Y cogiendo a doña Blanca, atónita y turbada, de la mano, la llevó delante de una imagen de la Virgen, y arrodillándose con ella, empezó a rezar la Salve en voz baja, pero con el mayor fervor. La abadesa y Martina imitaron su ejemplo, y cuando acabaron, entrambas hermanas se arrojaron una en los abrazos de otra, y doña Blanca pudo también desahogar su corazón oprimido.
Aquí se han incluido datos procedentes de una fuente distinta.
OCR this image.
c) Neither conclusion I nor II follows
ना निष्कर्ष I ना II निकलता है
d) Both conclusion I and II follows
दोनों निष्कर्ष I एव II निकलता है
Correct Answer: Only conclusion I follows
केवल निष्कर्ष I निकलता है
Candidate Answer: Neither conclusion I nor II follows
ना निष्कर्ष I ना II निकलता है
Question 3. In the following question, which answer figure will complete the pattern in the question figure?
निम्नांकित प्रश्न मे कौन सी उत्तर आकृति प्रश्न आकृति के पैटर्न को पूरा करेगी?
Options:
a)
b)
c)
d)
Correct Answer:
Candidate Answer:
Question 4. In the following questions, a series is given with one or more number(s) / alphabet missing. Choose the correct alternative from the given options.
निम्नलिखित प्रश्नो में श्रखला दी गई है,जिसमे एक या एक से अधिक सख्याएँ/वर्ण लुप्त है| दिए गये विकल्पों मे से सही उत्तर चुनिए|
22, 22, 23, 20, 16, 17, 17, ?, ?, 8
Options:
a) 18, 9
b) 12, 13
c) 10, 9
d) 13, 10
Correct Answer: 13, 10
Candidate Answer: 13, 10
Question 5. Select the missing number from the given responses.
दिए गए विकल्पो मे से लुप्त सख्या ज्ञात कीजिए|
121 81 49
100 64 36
El sueño de la enferma duró hasta muy entrada la mañana siguiente, y en cuanto se despertó y el médico volvió a asegurar que ya había pasado el peligro, las campanas del convento comenzaron a tocar a vuelo y en el monasterio fue un día de gran fiesta. Don Alonso volvió a ver a su hija, pero aunque no había renunciado a su plan tanto por la palabra empeñada, cuanto por lo mucho que lisonjeaba su ambición, resolvió no violentar su voluntad siguiendo en esto los impulsos de su propio corazón y los consejos del prelado de Carracedo. El conde, por su parte, aunque momentáneamente, se alejó del país, y de todas maneras doña Beatriz no experimentó al salir de la enfermedad ningún género de contrariedad ni persecución. Sin embargo, la convalecencia parecía ir larga, y como el monasterio podía traerle a la imaginación más fácilmente las desagradables escenas de que había sido teatro, por orden del monje de Carracedo, que con tan paternal solicitud la había asistido, la trasladaron a Arganza, donde todos los recuerdos eran más apacibles y consoladores. El pueblo entero, que la había contado por muerta, la recibió como nuestros lectores pueden figurarse, con fiestas, bailoteos y algazaras que la esplendidez del señor hacía más alegres y animados. Hubo su danza y loa correspondiente, un mayo más alto que una torre, y por añadidura una especie de farsa medio guerrera, medio venatoria, dispuesta y acaudillada por nuestro amigo Nuño, el montero, que aquel día parecía haberse quitado veinte años de encima. Por lo que toca al rollizo Mendo, se alegró tanto de la vuelta de Martina, que no parecía sino que la taimada aldeana le correspondía decididamente. Muchos fueron los tragos y tajadas con que la celebró, pero si hubiera tenido noticia de sus escapatorias nocturnas, y sobre todo de la última, probablemente no se libra de una indigestión. De todas maneras, la ignorancia le hacía dichoso como a tantos otros, y como él se convertía en sustancia todas las burlas y aun bufidos de la linda doncella, estaba que no cabía en su pellejo, harto estirado ya por su gordura. Añádase a esto que la mala sombra de Millán andaba lejos rompiéndose la crisma contra las murallas de Tordehumos, y que Martina volvía más interesante con la ligera palidez que le habían causado sus vigilias y congojas, y tendremos completamente explicado el regocijo del buen palafrenero.